Já no caso mais recente, o doador havia herdado apenas uma cópia do gene mutante, algo mais comum e que amplia o número de doadores em potencial. Menos de 1% da população é portadora dessa mutação protetora do HIV, portanto, é muito raro que um doador de medula compatível tenha essa mutação com as duas cópias.
“Não conseguimos encontrar um doador de células-tronco correspondente que fosse imune ao HIV, mas conseguimos encontrar uma cujas células têm duas versões do receptor CCR5: a normal e, em seguida, uma extra, mutada”, explicou Penack.

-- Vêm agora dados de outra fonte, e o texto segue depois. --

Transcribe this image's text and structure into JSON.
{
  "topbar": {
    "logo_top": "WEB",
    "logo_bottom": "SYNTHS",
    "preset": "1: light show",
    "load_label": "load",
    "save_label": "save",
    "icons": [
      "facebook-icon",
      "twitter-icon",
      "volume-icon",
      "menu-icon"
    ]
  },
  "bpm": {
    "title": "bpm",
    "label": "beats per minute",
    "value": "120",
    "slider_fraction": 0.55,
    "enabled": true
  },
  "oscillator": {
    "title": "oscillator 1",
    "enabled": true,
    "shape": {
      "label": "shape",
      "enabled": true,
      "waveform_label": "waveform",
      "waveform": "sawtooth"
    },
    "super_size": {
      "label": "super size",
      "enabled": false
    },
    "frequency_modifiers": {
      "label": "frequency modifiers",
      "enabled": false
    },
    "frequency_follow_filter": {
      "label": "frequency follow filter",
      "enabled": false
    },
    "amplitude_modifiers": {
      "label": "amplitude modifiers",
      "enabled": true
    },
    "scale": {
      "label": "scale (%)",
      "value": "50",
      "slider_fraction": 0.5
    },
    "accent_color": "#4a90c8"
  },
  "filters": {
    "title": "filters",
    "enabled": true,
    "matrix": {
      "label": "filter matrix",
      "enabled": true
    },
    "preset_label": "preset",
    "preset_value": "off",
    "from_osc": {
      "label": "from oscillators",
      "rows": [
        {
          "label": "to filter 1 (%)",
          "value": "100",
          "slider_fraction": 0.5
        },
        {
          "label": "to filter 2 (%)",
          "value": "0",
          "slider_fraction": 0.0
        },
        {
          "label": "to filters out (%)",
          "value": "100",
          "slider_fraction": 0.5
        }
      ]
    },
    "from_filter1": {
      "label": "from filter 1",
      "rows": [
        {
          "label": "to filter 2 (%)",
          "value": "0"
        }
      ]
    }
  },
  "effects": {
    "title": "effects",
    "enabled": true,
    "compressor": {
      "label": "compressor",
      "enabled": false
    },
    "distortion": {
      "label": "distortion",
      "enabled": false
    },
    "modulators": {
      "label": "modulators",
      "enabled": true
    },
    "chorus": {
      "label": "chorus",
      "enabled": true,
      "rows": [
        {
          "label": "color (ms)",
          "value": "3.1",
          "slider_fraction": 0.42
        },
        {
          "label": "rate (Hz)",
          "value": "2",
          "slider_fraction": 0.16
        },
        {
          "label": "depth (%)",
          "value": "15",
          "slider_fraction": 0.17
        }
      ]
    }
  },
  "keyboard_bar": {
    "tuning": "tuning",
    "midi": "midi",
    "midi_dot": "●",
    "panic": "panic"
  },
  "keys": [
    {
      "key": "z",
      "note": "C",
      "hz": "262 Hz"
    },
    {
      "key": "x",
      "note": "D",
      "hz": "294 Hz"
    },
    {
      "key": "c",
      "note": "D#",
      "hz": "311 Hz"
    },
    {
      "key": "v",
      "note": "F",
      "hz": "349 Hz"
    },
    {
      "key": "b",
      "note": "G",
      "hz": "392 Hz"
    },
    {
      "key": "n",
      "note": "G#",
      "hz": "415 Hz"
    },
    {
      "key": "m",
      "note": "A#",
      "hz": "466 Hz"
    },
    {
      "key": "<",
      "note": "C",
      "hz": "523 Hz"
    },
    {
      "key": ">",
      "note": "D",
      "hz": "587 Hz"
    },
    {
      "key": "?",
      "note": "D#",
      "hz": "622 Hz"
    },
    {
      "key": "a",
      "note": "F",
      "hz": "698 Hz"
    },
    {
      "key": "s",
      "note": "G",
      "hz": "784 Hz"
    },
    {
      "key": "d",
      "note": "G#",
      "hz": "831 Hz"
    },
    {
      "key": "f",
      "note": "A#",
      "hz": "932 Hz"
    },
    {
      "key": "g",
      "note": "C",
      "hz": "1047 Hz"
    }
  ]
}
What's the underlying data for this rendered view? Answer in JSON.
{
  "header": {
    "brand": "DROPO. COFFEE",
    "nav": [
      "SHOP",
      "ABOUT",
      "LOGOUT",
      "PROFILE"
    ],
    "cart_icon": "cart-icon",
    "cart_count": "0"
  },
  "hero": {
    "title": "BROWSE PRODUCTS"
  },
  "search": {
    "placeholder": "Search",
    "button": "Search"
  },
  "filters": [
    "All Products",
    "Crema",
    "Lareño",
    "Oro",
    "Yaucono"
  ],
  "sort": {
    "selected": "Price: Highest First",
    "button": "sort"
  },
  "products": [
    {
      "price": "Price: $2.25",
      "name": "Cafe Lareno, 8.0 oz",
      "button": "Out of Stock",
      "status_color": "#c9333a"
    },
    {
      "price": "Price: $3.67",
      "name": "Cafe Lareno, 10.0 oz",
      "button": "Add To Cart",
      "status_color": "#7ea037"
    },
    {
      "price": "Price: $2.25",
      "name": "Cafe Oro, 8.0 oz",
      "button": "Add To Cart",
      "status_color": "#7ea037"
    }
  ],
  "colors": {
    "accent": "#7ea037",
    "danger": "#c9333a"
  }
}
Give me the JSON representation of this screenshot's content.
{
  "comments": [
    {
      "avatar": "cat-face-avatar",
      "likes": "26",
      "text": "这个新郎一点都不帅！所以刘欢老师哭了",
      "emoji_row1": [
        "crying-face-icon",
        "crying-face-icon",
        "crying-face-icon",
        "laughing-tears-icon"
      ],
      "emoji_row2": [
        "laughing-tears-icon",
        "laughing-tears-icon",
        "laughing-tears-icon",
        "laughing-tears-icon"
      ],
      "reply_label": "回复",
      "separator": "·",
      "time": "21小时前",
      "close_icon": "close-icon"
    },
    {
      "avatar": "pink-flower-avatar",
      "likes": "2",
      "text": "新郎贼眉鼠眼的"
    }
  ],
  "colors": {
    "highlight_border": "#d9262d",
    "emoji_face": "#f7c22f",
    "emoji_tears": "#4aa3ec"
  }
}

Para Lewin, os resultados positivos ainda que o doador não tivesse duas cópias do gene é algo animador: “O paciente sugere que podemos ampliar o número de doadores para esses tipos de casos, embora o transplante de células-tronco seja usado apenas em pessoas que têm outra doença, como leucemia. Isso também é promissor para futuras estratégias de cura do HIV baseadas em terapia genética, pois sugere que não precisamos eliminar cada parte do CCR5 para obter a remissão”.
Para Gaebler, “é extremamente surpreendente que o paciente tenha sido curado, embora o doador de células-tronco não fosse imune ao HIV”: “Isso significa que o fato de que o vírus foi curado aparentemente não é atribuível ao receptor genético CCR5 do doador, mas sim ao fato de que suas células imunes transplantadas eliminaram todas as células infectadas pelo HIV do paciente. Ao substituir seu sistema imunológico, aparentemente destruímos todos os lugares onde o vírus estava escondido, então não era mais capaz de infectar as novas células imunes do doador”.
No entanto, outras tentativas já falharam. Para o especialista, “a velocidade com que o novo sistema imunológico substitui o antigo pode desempenhar um papel”: “No ‘novo paciente de Berlim’, isso foi feito de forma relativamente rápida, em menos de 30 dias. Mas o sistema imunológico do doador também pode ter características especiais, como células assassinas naturais altamente ativas, que garantem que até mesmo a atividade menor do HIV seja detectada e eliminada”.
O “paciente de Genebra”, revelado em 2023, por exemplo, também é uma outra exceção, pois recebeu um transplante de um doador que não tinha nenhuma mutação desse gene.